Example target rows:
- Wilsonart PL1 = 4880-38 Carbon Mesh
- Wilsonart PL2 = 4886 Pearl Soapstone
- Mohawk LVT = Living Local, Two Tone 958, 7.75" x 52"
- Daltile Portfolio = Ash Grey
- Schlage Saturn = 626 satin chromium
- Greenheck EF-1 = SP-A90
- American Standard P-1 = #215AA.104/105
The app often finds the text somewhere, but merges/buries/misroutes it:
- PL1/PL2 become “Wilsonart 4880 / 4886”
- LVT/carpet/tile tokens get blended
- door hardware is found in submittals but never becomes a clean spec-detail row
- facts land in evidence excerpts or scope rows instead of a strict material/spec ledger
We tried standard RAG, agentic RAG, focused trade calls, ledgers, submittal extractors, golden audits, bridge checks, etc.
Current architecture is:
Docs → OCR/chunks/tables → Evidence Store → focused extraction → strict ledgers → views
Ledgers:
- Spec Detail Ledger = manufacturer/model/finish/color/size/criteria/source/evidence
- Submittal Ledger = vendor deliverables
- Scope Ledger = installed work/trade scope
The rule is supposed to be: if evidence exists, it must land in the correct ledger before any PM display/view formatting.

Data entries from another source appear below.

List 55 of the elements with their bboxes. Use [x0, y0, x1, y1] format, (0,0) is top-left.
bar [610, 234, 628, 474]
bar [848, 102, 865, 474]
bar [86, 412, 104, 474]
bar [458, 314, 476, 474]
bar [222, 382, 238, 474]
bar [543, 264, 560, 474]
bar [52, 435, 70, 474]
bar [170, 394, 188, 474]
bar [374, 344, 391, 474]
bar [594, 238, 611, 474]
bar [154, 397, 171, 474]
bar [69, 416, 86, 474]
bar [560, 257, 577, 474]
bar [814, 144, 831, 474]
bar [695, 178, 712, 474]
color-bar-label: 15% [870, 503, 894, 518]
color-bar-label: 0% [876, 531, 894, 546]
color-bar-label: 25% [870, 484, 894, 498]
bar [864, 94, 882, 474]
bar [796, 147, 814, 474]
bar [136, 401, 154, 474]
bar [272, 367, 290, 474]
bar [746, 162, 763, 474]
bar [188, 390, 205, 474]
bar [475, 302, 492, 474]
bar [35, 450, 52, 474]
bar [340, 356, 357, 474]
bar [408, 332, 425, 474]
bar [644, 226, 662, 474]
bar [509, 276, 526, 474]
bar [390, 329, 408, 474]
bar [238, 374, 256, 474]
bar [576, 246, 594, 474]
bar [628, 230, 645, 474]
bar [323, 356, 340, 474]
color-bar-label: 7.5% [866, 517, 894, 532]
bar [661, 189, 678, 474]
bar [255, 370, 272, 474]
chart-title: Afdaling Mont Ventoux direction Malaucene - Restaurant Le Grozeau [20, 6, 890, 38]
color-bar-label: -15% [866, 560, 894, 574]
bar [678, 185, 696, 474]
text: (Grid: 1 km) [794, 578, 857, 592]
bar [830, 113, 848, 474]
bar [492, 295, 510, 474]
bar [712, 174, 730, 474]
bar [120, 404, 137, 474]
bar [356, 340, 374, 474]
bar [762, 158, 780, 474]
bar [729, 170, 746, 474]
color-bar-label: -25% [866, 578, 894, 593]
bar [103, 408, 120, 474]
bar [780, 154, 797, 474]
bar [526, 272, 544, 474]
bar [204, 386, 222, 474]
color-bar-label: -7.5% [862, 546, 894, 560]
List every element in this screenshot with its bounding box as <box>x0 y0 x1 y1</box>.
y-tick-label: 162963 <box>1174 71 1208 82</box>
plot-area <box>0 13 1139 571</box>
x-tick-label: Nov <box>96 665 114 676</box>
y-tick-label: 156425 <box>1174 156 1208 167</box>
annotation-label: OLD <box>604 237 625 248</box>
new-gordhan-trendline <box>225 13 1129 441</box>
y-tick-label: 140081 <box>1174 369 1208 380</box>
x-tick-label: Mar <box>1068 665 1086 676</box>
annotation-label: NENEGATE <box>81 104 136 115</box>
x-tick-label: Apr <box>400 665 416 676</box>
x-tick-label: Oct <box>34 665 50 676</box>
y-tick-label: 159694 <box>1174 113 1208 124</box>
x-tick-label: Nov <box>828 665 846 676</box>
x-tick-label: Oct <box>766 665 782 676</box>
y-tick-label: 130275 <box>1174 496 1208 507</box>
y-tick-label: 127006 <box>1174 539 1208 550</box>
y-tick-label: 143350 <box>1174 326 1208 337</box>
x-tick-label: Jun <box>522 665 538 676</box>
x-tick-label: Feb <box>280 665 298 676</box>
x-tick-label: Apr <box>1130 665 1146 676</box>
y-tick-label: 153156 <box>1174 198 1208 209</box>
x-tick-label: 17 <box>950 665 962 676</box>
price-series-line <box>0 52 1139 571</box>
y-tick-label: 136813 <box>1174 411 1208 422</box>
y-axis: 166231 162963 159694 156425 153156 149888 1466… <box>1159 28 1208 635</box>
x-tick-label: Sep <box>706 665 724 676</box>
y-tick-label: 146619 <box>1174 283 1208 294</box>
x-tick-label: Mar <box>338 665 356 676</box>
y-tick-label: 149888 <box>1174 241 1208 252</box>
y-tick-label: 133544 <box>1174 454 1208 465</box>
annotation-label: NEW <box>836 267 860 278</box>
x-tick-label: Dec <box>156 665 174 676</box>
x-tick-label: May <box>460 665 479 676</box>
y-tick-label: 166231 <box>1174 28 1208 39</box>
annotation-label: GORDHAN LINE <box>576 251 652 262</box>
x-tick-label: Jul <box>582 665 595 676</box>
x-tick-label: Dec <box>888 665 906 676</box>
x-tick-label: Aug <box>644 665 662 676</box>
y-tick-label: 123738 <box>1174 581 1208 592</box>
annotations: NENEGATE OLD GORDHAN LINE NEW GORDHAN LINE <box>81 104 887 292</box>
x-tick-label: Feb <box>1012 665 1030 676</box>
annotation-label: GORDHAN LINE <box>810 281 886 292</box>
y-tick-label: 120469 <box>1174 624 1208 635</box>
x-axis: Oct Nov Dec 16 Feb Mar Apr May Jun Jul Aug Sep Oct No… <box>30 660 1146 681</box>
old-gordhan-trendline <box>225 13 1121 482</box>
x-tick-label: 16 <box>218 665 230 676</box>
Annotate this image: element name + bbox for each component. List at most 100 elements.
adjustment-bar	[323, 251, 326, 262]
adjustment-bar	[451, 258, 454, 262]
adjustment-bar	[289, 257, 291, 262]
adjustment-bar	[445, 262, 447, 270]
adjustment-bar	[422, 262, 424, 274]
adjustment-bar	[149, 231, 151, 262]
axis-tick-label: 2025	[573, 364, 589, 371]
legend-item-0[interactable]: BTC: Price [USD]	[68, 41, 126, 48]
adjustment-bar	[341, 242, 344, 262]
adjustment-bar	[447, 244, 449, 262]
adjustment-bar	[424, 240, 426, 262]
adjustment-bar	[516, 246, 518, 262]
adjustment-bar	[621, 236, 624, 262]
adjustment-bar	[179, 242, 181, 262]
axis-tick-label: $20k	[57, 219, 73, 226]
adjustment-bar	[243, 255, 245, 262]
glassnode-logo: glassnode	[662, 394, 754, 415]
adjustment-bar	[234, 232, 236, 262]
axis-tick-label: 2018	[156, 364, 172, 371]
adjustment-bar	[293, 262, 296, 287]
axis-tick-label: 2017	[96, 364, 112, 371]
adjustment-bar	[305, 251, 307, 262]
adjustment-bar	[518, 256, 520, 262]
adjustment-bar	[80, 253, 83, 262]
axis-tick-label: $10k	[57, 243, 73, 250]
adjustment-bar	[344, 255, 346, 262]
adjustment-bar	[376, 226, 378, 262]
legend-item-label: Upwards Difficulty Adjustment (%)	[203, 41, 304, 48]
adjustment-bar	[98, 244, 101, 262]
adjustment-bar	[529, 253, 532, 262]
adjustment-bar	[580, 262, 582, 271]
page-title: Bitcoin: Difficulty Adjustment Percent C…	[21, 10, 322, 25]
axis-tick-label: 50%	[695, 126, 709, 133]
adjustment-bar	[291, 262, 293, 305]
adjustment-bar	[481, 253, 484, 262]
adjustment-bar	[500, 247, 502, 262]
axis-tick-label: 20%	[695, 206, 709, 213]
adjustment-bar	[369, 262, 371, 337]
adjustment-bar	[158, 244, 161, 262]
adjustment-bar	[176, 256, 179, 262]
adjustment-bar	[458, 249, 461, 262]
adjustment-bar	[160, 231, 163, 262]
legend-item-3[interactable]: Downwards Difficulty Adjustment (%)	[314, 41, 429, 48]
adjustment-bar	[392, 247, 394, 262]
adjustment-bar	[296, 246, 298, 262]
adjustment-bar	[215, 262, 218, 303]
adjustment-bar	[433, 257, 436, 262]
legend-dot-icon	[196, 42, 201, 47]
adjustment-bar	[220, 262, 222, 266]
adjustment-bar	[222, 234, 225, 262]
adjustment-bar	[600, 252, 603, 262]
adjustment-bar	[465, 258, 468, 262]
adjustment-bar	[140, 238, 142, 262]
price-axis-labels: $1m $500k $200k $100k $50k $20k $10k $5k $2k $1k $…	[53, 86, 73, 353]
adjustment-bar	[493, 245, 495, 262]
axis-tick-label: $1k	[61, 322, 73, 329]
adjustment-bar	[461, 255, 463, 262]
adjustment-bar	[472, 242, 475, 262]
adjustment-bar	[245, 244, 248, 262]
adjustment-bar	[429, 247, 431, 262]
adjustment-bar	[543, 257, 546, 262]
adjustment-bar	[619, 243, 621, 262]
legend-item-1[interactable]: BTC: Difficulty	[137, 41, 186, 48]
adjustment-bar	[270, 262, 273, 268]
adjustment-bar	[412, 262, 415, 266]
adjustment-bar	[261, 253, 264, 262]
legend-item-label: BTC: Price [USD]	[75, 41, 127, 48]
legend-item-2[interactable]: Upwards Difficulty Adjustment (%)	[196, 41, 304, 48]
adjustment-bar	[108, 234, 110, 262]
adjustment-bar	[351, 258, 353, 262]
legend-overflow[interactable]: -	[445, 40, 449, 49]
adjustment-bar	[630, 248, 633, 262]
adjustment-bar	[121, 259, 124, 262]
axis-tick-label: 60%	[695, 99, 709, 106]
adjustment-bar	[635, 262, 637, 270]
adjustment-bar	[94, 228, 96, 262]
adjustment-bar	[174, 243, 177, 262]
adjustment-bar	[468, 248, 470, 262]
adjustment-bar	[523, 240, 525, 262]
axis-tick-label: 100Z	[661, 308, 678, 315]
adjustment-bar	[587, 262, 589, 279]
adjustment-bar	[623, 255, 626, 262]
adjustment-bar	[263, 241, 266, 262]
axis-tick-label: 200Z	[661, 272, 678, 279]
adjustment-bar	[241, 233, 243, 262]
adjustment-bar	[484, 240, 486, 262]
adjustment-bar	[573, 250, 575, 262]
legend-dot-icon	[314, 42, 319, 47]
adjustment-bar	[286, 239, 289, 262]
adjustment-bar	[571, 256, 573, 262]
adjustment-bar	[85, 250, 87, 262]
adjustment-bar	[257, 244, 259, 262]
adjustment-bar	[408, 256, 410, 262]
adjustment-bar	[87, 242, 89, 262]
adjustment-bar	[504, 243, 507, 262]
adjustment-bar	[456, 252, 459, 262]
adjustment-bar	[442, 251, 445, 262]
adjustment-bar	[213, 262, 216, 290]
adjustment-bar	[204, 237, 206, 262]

Question: how would you design the extraction flow so exact model numbers/colors/finish tags reliably become structured rows instead of getting merged or buried?
Would you use:
- page-level vision calls for schedules/finish legends?
- direct PDF calls for spec pages?
- table extraction before RAG?
- one extractor per spec category?
- constrained JSON schema with one row per product?
- post-extraction audit/repair passes?
- something else?
Looking for serious advice from people who have solved high-precision document extraction, not generic RAG tips.